It was 3 a.m. and I was walking down a pristine, litter-free street in Chapel Hill with a Santa’s hat on, strange substances coding my blood, the scent of an older woman upon me like sweat and the fear of passing out in the street, a distinct reality if I didn’t find a bed soon.
I had had a bad week. There was something different, something that had not really been there before. I wanted to escape from Guilford because of a run in with an eccentric woman from my past that I never wished to hear from again.
Eccentric people line my past, and they all have the one thing in common. For one reason or another, they loathe my existence.
Luckily, one of my good friends was picking me up to go to Chapel Hill for a few days to hang out around town. I needed a reprieve, so I left Guilford thinking that if I could just escape this place for a few days and take on a different identity, I could feel better.

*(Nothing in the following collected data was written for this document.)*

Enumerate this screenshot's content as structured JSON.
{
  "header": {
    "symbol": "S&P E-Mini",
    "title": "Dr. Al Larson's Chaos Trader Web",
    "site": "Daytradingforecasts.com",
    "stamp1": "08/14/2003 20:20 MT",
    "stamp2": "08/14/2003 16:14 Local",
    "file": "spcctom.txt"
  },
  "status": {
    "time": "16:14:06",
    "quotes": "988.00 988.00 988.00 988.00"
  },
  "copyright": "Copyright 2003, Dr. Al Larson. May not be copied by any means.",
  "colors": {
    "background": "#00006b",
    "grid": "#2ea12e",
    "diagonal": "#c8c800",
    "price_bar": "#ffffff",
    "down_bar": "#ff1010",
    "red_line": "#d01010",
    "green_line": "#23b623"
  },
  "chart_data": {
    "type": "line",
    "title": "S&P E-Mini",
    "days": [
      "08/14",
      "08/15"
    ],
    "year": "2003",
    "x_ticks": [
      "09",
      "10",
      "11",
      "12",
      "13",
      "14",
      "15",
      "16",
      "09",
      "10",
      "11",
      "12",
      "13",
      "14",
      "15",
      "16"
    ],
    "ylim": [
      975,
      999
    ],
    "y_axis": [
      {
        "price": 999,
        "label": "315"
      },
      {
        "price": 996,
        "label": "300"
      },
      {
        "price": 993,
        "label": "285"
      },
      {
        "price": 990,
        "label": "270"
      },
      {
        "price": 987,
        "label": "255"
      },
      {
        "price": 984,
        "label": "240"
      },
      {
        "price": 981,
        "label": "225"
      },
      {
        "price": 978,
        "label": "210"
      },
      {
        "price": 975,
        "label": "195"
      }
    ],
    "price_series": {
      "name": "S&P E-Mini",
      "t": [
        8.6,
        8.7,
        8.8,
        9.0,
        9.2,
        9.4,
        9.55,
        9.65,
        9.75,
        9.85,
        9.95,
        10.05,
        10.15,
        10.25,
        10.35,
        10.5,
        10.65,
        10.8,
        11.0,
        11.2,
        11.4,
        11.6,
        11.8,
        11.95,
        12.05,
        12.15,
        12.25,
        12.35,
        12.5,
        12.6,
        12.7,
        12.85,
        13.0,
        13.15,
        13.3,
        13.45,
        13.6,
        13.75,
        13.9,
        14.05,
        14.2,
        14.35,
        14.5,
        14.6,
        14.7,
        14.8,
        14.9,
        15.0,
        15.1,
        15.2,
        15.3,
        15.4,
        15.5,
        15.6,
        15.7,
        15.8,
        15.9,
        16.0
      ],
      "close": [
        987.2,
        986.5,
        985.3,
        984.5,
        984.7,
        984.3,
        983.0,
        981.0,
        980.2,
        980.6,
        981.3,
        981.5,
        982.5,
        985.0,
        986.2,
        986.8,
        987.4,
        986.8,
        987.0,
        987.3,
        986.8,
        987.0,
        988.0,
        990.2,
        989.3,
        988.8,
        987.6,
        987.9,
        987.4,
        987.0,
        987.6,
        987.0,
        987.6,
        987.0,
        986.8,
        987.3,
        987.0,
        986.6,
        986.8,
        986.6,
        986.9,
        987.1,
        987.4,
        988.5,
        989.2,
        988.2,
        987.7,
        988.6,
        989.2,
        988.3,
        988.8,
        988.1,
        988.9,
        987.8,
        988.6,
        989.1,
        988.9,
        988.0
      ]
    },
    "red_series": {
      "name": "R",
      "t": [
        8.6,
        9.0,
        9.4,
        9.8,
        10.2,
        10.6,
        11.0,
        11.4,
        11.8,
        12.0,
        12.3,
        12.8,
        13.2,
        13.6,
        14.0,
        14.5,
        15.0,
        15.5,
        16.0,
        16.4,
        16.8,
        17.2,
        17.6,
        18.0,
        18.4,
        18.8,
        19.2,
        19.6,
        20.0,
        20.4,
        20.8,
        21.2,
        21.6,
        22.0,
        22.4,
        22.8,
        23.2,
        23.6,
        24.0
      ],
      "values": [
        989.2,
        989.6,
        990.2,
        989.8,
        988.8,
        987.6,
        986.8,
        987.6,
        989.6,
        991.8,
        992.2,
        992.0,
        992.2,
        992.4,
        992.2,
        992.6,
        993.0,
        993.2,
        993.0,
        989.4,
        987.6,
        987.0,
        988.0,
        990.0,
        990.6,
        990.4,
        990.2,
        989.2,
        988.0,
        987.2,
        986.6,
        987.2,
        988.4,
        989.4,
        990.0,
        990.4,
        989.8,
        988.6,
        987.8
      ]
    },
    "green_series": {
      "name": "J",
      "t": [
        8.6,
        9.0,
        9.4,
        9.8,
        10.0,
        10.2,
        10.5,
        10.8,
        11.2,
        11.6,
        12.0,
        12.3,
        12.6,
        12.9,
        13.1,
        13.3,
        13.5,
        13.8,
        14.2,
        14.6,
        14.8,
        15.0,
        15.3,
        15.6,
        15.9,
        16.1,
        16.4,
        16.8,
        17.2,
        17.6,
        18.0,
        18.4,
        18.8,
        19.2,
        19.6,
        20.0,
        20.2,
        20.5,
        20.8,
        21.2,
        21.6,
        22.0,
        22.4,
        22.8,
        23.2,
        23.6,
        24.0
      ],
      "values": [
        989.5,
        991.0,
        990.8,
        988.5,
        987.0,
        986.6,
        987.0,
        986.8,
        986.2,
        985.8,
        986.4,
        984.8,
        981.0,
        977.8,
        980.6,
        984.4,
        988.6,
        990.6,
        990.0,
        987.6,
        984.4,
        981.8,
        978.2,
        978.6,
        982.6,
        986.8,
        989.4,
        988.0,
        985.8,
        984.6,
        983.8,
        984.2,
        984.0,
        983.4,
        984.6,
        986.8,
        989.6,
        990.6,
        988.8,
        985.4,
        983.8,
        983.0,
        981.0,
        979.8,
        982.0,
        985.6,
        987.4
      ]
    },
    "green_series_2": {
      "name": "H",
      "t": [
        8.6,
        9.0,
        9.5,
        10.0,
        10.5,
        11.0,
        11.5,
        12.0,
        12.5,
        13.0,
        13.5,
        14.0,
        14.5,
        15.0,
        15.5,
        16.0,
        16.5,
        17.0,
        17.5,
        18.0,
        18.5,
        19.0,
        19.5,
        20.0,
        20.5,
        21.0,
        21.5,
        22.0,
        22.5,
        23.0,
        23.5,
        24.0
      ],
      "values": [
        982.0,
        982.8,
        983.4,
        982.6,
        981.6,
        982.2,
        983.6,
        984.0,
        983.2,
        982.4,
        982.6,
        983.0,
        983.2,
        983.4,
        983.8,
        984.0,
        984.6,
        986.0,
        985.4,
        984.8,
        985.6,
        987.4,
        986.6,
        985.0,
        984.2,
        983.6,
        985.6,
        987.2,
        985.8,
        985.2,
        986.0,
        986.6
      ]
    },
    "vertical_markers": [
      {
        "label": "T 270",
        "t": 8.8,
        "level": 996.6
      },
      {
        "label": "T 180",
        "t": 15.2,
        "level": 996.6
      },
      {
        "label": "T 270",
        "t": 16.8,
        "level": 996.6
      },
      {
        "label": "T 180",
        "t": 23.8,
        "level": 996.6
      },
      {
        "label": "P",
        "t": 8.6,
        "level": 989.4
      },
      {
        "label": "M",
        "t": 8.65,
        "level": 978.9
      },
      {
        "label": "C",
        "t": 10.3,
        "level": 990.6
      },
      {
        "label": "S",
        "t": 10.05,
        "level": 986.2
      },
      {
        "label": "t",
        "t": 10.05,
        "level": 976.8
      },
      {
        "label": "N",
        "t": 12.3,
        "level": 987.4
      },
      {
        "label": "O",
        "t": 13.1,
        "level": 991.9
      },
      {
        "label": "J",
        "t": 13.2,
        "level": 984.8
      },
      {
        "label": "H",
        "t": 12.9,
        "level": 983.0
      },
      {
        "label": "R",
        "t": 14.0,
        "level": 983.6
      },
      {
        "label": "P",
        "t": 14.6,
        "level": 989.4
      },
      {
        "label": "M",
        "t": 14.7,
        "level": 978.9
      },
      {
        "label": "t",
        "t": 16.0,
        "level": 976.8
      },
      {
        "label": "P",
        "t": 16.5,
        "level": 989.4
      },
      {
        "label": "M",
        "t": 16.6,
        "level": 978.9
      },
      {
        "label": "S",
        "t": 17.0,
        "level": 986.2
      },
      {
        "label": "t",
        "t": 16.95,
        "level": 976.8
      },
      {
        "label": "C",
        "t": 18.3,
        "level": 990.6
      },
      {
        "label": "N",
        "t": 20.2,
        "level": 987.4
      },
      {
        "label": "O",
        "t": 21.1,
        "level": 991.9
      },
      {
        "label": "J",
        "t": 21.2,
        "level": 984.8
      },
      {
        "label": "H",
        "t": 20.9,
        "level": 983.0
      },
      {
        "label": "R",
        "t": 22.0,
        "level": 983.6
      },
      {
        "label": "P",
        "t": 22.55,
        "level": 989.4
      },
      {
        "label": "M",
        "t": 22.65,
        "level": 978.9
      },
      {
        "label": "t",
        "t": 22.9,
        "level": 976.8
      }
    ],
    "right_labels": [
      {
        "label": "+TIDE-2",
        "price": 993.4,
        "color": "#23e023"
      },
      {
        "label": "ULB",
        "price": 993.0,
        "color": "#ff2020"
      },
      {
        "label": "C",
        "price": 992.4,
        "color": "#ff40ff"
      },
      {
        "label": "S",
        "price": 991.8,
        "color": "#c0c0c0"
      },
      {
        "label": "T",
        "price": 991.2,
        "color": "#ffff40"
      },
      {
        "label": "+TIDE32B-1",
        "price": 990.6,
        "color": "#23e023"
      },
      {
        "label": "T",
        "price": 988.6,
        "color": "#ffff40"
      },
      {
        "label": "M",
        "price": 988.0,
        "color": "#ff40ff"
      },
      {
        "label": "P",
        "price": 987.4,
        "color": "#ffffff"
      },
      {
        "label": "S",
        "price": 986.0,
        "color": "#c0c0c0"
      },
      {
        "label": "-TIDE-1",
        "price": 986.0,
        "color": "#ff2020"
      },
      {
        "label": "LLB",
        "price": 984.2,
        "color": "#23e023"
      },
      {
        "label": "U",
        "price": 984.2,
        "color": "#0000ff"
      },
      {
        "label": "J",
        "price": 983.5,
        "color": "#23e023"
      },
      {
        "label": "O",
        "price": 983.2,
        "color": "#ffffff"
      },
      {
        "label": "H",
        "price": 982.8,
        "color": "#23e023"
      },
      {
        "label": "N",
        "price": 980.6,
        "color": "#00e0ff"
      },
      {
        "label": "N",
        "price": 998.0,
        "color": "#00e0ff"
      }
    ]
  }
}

My friend wanted to go to a few clubs and bars throughout the weekend, and see what kind of trouble we could get into.
We first elected to go to a dance club where scantily-clad women lined the walls and guys looking to score were trying to catch their attention. I forgot myself there as I danced with strangers and friends, forcing down the two dollar beer to get drunk as fast as possible.
We eventually left this den of debauchery, and stumbled over to a bar shrouded in darkness and loud jazz music.
That is when I met this woman. She wore a short, skin tight red dress. It was her birthday, and there was something familiar about her. We talked for a while before I realized that we were on the same journey that night: we both wanted to forget who we were and be someone else for a little while.
She had a sad smile when she told me her age, almost like the number surprised her as she said it … 30. I told her my age, and she seemed to like that I was younger. I noticed that she was drunk too, and kept grabbing my body, holding on to me and not wanting to let go.
She was not going to yell at me, or argue over nonsense. She just wanted a young man to pay attention to her that night.
As I walked away from the bar, I noticed how out of it she seemed to be as she waited for a cab with her girlfriend, slumped over on the sidewalk, her eyes closed, almost like she knew she had made a mistake.
I woke up the next morning regretting the substances I had put into my body the previous night.
As my friend and I drove back to Guilford, quietly reflecting on last night’s events, that woman kept flashing into my mind. The look on her face as I walked away from the bar was plastered in my skull as we pulled onto campus.
We said our goodbyes, and I told him to leave me by The Grill, where I needed to get some food to help with the hangover. But as soon as I walked in, guess who was there? The woman that made me want to leave in the first place. But what she meant to me before had change.
Escaping who I was because of her meant that I wasn’t in control anymore, and I didn’t want that.
Enjoying the fear and the loathing of the culmination of the moment, I got in line to get some food.